The Housing Summit session “Financing Affordable Housing: Options in Challenging Market Times” addressed both the similarities and differences in affordable public housing, and the ways in which market conditions have impacted the public housing sector. Valerie White, senior director and analytical manager for Public Finance Housing at Standard & Poor’s Ratings Services moderated the panel. White gave a brief introduction at the beginning of the session which reviewed the difficulties inherent in the housing market, and highlighted the challenges in the market as whole and how they impact the affordable housing industry. She also discussed key market conditions that may place credit pressures on industry ratings over the long term.

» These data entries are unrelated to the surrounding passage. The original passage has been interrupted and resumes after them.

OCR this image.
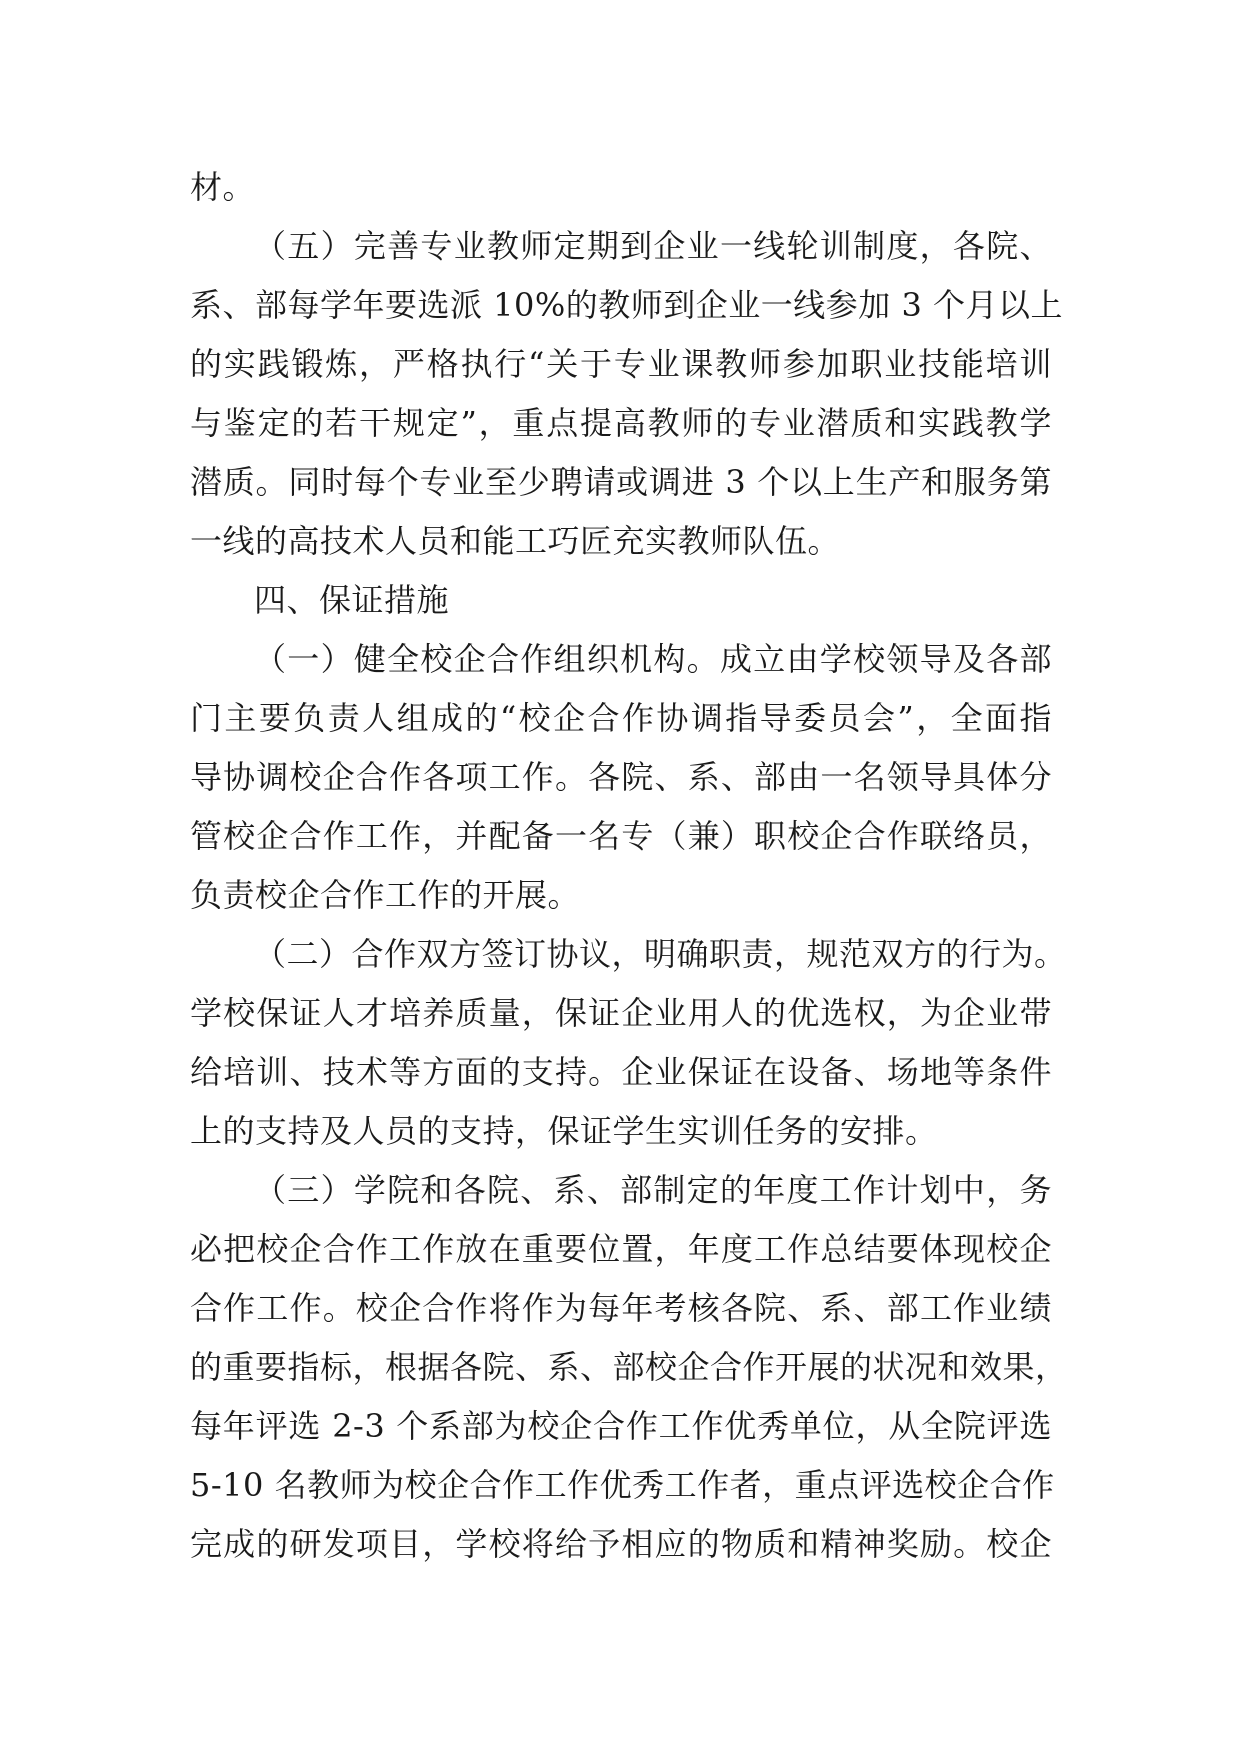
材。
（五）完善专业教师定期到企业一线轮训制度，各院、
系、部每学年要选派 10%的教师到企业一线参加 3 个月以上
的实践锻炼，严格执行“关于专业课教师参加职业技能培训
与鉴定的若干规定”，重点提高教师的专业潜质和实践教学
潜质。同时每个专业至少聘请或调进 3 个以上生产和服务第
一线的高技术人员和能工巧匠充实教师队伍。
四、保证措施
（一）健全校企合作组织机构。成立由学校领导及各部
门主要负责人组成的“校企合作协调指导委员会”，全面指
导协调校企合作各项工作。各院、系、部由一名领导具体分
管校企合作工作，并配备一名专（兼）职校企合作联络员，
负责校企合作工作的开展。
（二）合作双方签订协议，明确职责，规范双方的行为。
学校保证人才培养质量，保证企业用人的优选权，为企业带
给培训、技术等方面的支持。企业保证在设备、场地等条件
上的支持及人员的支持，保证学生实训任务的安排。
（三）学院和各院、系、部制定的年度工作计划中，务
必把校企合作工作放在重要位置，年度工作总结要体现校企
合作工作。校企合作将作为每年考核各院、系、部工作业绩
的重要指标，根据各院、系、部校企合作开展的状况和效果，
每年评选 2-3 个系部为校企合作工作优秀单位，从全院评选
5-10 名教师为校企合作工作优秀工作者，重点评选校企合作
完成的研发项目，学校将给予相应的物质和精神奖励。校企
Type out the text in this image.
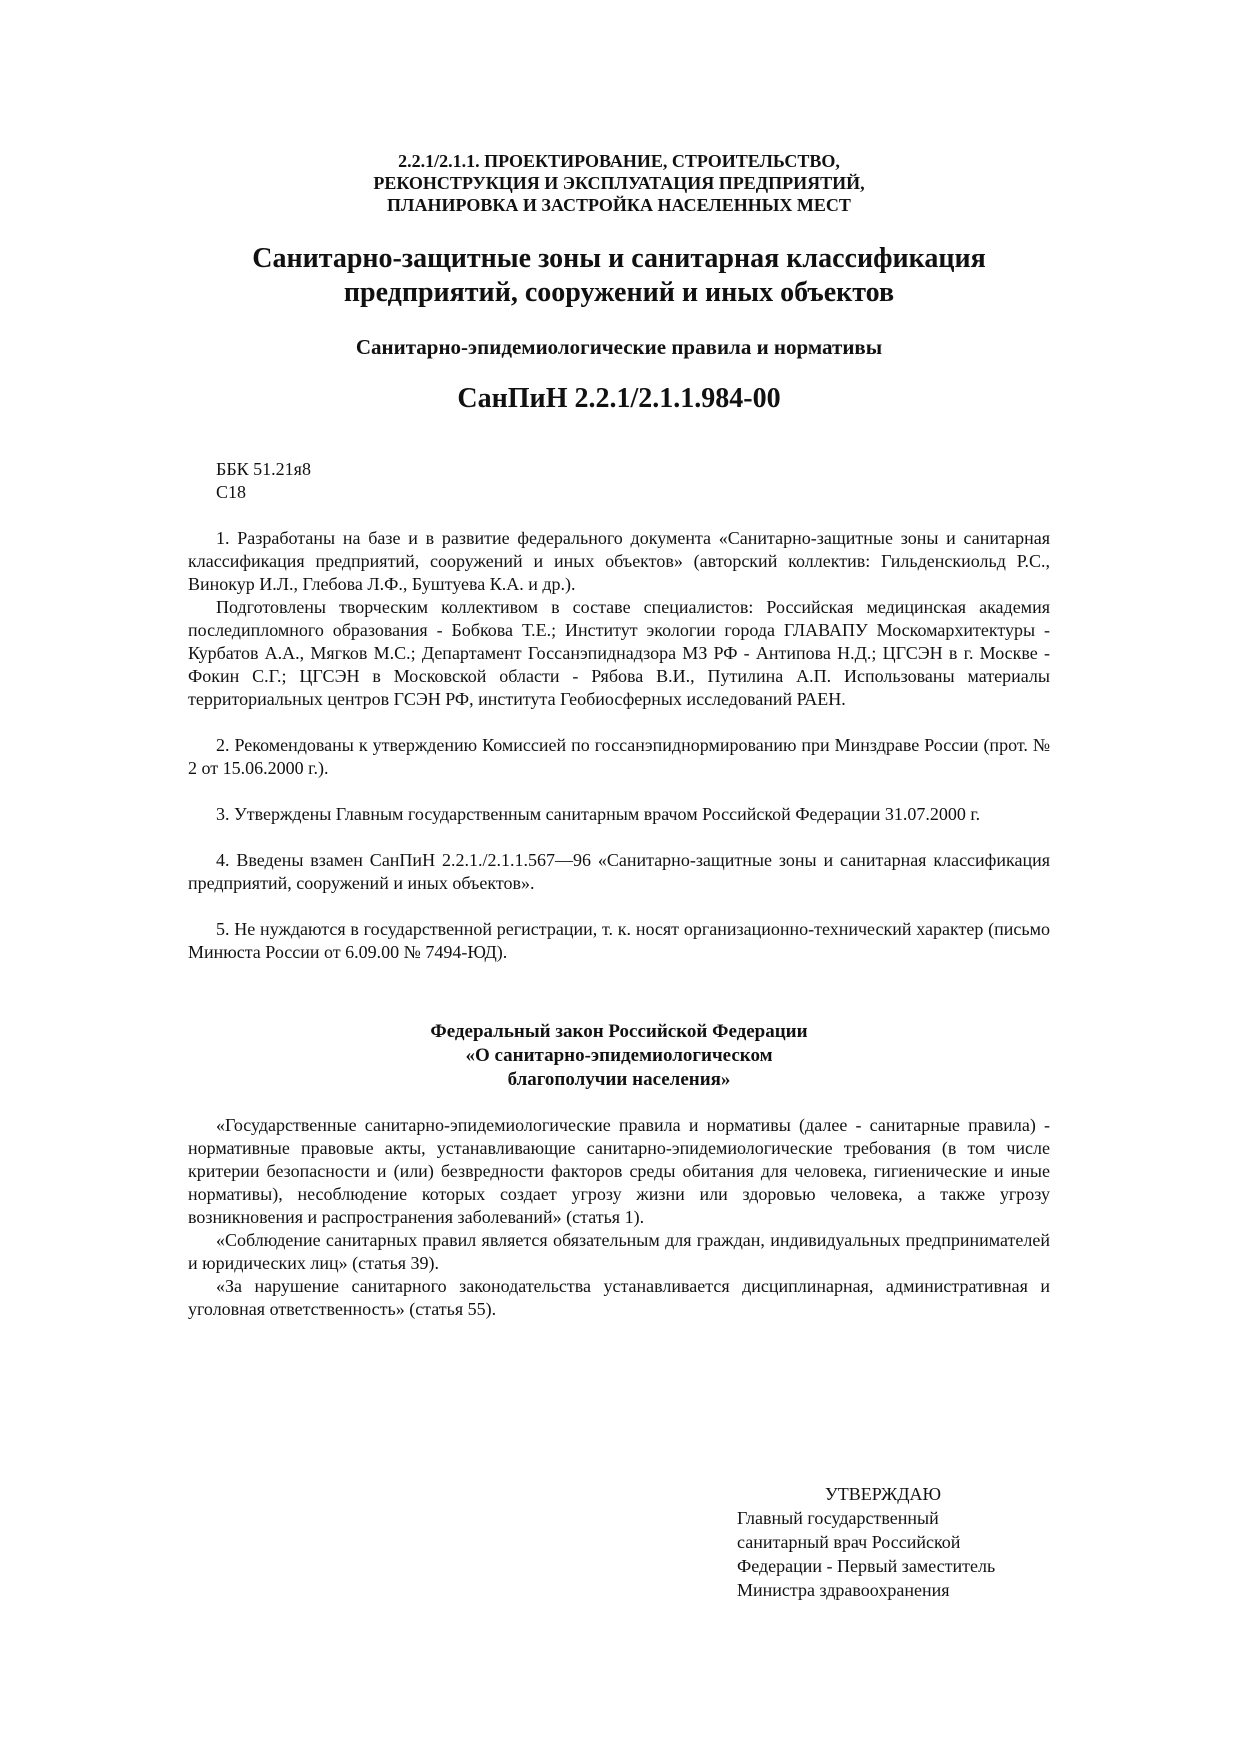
2.2.1/2.1.1. ПРОЕКТИРОВАНИЕ, СТРОИТЕЛЬСТВО,
РЕКОНСТРУКЦИЯ И ЭКСПЛУАТАЦИЯ ПРЕДПРИЯТИЙ,
ПЛАНИРОВКА И ЗАСТРОЙКА НАСЕЛЕННЫХ МЕСТ
Санитарно-защитные зоны и санитарная классификация
предприятий, сооружений и иных объектов
Санитарно-эпидемиологические правила и нормативы
СанПиН 2.2.1/2.1.1.984-00
ББК 51.21я8
С18

1. Разработаны на базе и в развитие федерального документа «Санитарно-защитные зоны и санитарная классификация предприятий, сооружений и иных объектов» (авторский коллектив: Гильденскиольд Р.С., Винокур И.Л., Глебова Л.Ф., Буштуева К.А. и др.).

Подготовлены творческим коллективом в составе специалистов: Российская медицинская академия последипломного образования - Бобкова Т.Е.; Институт экологии города ГЛАВАПУ Москомархитектуры - Курбатов А.А., Мягков М.С.; Департамент Госсанэпиднадзора МЗ РФ - Антипова Н.Д.; ЦГСЭН в г. Москве - Фокин С.Г.; ЦГСЭН в Московской области - Рябова В.И., Путилина А.П. Использованы материалы территориальных центров ГСЭН РФ, института Геобиосферных исследований РАЕН.

2. Рекомендованы к утверждению Комиссией по госсанэпиднормированию при Минздраве России (прот. № 2 от 15.06.2000 г.).

3. Утверждены Главным государственным санитарным врачом Российской Федерации 31.07.2000 г.

4. Введены взамен СанПиН 2.2.1./2.1.1.567—96 «Санитарно-защитные зоны и санитарная классификация предприятий, сооружений и иных объектов».

5. Не нуждаются в государственной регистрации, т. к. носят организационно-технический характер (письмо Минюста России от 6.09.00 № 7494-ЮД).

Федеральный закон Российской Федерации
«О санитарно-эпидемиологическом
благополучии населения»

«Государственные санитарно-эпидемиологические правила и нормативы (далее - санитарные правила) - нормативные правовые акты, устанавливающие санитарно-эпидемиологические требования (в том числе критерии безопасности и (или) безвредности факторов среды обитания для человека, гигиенические и иные нормативы), несоблюдение которых создает угрозу жизни или здоровью человека, а также угрозу возникновения и распространения заболеваний» (статья 1).

«Соблюдение санитарных правил является обязательным для граждан, индивидуальных предпринимателей и юридических лиц» (статья 39).

«За нарушение санитарного законодательства устанавливается дисциплинарная, административная и уголовная ответственность» (статья 55).

УТВЕРЖДАЮ
Главный государственный
санитарный врач Российской
Федерации - Первый заместитель
Министра здравоохранения
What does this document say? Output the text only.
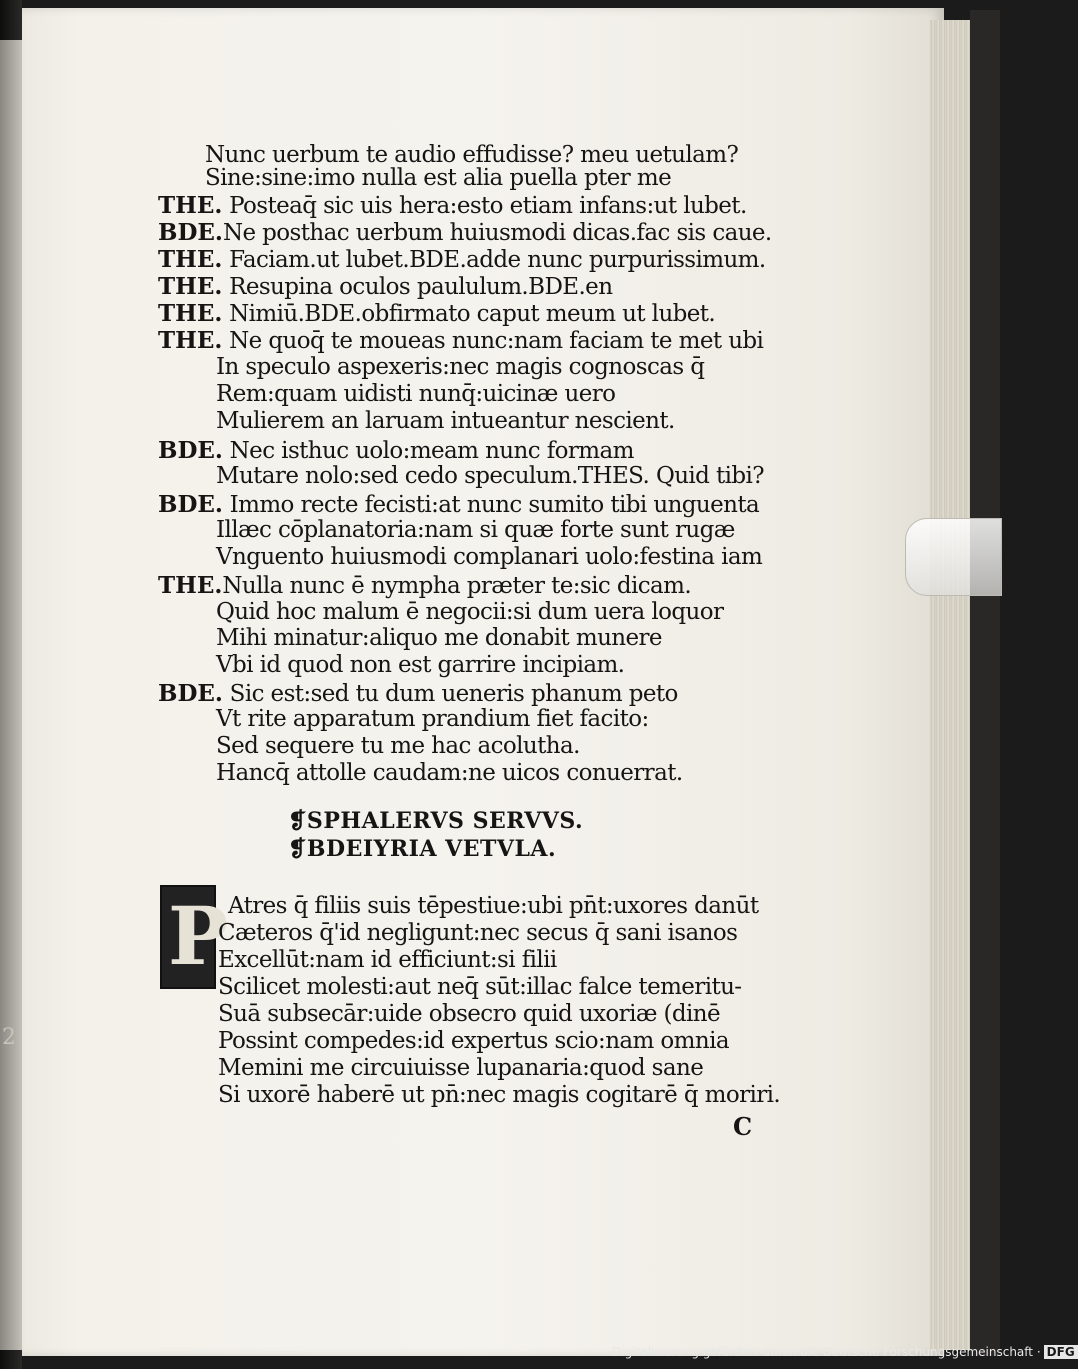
Nunc uerbum te audio effudisse? meu uetulam?
Sine:sine:imo nulla est alia puella pter me
THE. Posteaq̄ sic uis hera:esto etiam infans:ut lubet.
BDE.Ne posthac uerbum huiusmodi dicas.fac sis caue.
THE. Faciam.ut lubet.BDE.adde nunc purpurissimum.
THE. Resupina oculos paululum.BDE.en
THE. Nimiū.BDE.obfirmato caput meum ut lubet.
THE. Ne quoq̄ te moueas nunc:nam faciam te met ubi
In speculo aspexeris:nec magis cognoscas q̄
Rem:quam uidisti nunq̄:uicinæ uero
Mulierem an laruam intueantur nescient.
BDE. Nec isthuc uolo:meam nunc formam
Mutare nolo:sed cedo speculum.THES. Quid tibi?
BDE. Immo recte fecisti:at nunc sumito tibi unguenta
Illæc cōplanatoria:nam si quæ forte sunt rugæ
Vnguento huiusmodi complanari uolo:festina iam
THE.Nulla nunc ē nympha præter te:sic dicam.
Quid hoc malum ē negocii:si dum uera loquor
Mihi minatur:aliquo me donabit munere
Vbi id quod non est garrire incipiam.
BDE. Sic est:sed tu dum ueneris phanum peto
Vt rite apparatum prandium fiet facito:
Sed sequere tu me hac acolutha.
Hancq̄ attolle caudam:ne uicos conuerrat.
❡SPHALERVS SERVVS.
❡BDEIYRIA VETVLA.
P Atres q̄ filiis suis tēpestiue:ubi pn̄t:uxores danūt
Cæteros q̄'id negligunt:nec secus q̄ sani isanos
Excellūt:nam id efficiunt:si filii
Scilicet molesti:aut neq̄ sūt:illac falce temeritu-
Suā subsecār:uide obsecro quid uxoriæ (dinē
Possint compedes:id expertus scio:nam omnia
Memini me circuiuisse lupanaria:quod sane
Si uxorē haberē ut pn̄:nec magis cogitarē q̄ moriri.
C
2
Digitalisierung gefördert durch die Deutsche Forschungsgemeinschaft · DFG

White then turned the audiences’ attention to Howard Zucker, a partner at Hawkins Delafield & Wood, LLP.
Zucker opened his presentation with a review of the history of government involvement in financial housing, commenting on the progression of Housing Finance Agencies from the turn on the 20th century until the 1980’s. He briefly introduced the dichotomy between single family mortgage loans and multi-family mortgage loans, and explored the way in which the first state HFA financed each type of loan. At the end of the panel, Zucker had the opportunity to explain his position on the usefulness of state HFAs. Zucker stated that HFAs are advantageous because they “are mission driven, tax- exempt, and they tailor local operations to fit state needs.” He also stated that HFAs are managed by “sophisticated hands,” have the advantage of “state policies,” and are completely exempt from risk retention rules.” According to Zucker, they are, additionally, an excellent “delivery system for federal housing programs” and most importantly, “target [people with] moderate income.”
Kent Hiteshew, managing director of J.P. Morgan’s Housing Finance Group in the Public Finance Department, reviewed the successes and challenges of state HFAs, and addressed HFAs from a capital markets perspective. He noted the history of HFAs in the 1960’s through the 1980’s, and noted the particular successes of HFAs in the latter decade. He then addressed the rise of privatized housing finance, which created more “affordable products” and decreased the public popularity of HFAs—although he stated this movement may not have been overall spectacularly advantageous. Hiteshew then asked “will [HFAs] have a role in federal housing funding policies?”
Mark A. Willis, a resident research fellow at New York University, specifically addressed the housing crisis in terms of low to moderate income individuals and families. Willis emphasized the problem of debt, stating that “we need to care a lot about how the system is evolving” if we want “people with enough income…to be able to buy a home.” Willis proposed that we “need to find other products with low risk for low to moderate income [citizens].”
Thomas R. Gleason is the executive director of MassHousing Finance Group. Gleason opened his presentation by commenting on the precrash state of HFAs, noting that they could increase their footprint at that point because of various advantages they had at the time. After the market crash, Gleason said, “HFAs had a hard time getting into the market,” they either withdrew and waited, or went forward with non-traditional sources of capital. Gleason seemed to have a hopeful view of affordable housing finance, because he said that home ownership has been pretty stable, and that HFA collaboration across state lines is important as they attempt to create “brand names in the housing market.”